A seguito della denuncia resa ai carabinieri dai familiari della giovane donna, era fuggito al Nord

PARMA – S’è conclusa a Parma la fuga d’un uomo di Corigliano-Rossano residente alla Marina di Schiavonea, accusato di gravi atti di persecuzione e di violenza nei confronti della sua ex compagna anch’ella coriglianese.

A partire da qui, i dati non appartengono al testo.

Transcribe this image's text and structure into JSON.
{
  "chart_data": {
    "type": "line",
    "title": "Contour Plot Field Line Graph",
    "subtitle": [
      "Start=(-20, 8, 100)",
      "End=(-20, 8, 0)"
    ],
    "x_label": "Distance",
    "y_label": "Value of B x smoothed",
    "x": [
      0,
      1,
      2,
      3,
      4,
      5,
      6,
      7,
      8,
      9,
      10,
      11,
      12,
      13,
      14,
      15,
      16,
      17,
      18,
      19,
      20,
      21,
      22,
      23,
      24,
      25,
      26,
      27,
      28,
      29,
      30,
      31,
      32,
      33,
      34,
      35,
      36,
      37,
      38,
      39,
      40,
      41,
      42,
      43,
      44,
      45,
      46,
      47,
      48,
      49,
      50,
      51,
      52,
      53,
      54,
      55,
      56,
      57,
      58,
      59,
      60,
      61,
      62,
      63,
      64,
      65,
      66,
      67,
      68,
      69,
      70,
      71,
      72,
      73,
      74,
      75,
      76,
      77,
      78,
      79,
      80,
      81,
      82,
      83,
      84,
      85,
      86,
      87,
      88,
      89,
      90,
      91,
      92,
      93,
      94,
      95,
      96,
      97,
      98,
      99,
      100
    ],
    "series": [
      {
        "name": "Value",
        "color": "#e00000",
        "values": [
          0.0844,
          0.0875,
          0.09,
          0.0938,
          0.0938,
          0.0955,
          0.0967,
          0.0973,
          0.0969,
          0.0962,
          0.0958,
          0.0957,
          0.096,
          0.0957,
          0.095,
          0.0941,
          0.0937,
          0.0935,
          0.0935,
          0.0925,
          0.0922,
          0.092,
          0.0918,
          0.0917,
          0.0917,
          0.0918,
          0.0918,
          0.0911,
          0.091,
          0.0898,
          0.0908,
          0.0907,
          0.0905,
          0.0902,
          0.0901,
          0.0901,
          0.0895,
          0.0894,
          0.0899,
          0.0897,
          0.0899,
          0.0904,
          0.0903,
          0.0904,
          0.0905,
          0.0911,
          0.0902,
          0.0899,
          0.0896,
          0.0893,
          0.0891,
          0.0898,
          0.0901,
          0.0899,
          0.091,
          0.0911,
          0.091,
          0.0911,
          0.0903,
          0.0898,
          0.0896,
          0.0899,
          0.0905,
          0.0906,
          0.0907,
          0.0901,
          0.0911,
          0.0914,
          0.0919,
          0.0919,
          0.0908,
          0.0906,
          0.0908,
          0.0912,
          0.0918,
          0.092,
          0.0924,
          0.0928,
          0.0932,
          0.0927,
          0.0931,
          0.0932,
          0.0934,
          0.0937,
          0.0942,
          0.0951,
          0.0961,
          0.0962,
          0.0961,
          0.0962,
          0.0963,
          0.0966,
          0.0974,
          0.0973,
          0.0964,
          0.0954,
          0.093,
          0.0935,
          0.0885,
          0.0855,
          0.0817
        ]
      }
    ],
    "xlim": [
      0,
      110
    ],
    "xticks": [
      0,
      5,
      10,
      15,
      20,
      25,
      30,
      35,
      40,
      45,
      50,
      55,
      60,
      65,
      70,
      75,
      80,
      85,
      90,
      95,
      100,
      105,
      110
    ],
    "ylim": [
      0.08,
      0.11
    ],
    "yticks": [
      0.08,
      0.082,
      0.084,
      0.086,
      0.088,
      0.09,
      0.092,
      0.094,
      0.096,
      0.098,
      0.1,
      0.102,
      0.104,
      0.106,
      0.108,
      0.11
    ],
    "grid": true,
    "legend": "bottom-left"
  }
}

I carabinieri della città emiliana l’hanno rintracciato, ammanettato e condotto in carcere a seguito della segnalazione che gli era giunta da parte dei colleghi del Reparto territoriale coriglianrossanese, ponendo così fine a una drammatica vicenda umana.
l’uomo, F.C., 44enne, era destinatario di un’ordinanza di custodia cautelare spiccata dal giudice per le indagini preliminari del Tribunale di Castrovillari, su richiesta della locale Procura.
Secondo quanto emerso, avrebbe ripetutamente aggredito l’ex partner provocandole lesioni multiple giudicate guaribili dai medici del Pronto soccorso cittadino con una prognosi di ben 30 giorni.
La situazione di grave e costante pericolo per l’incolumità della giovane donna aveva spinto i familiari di quest’ultima a rompere il silenzio e a presentarsi nella caserma dei carabinieri dello Scalo coriglianese per sporgere una formale e circostanziata denuncia.
Lo stalker violento, avendo subodorato tutto, nel frattempo s’era dato alla macchia.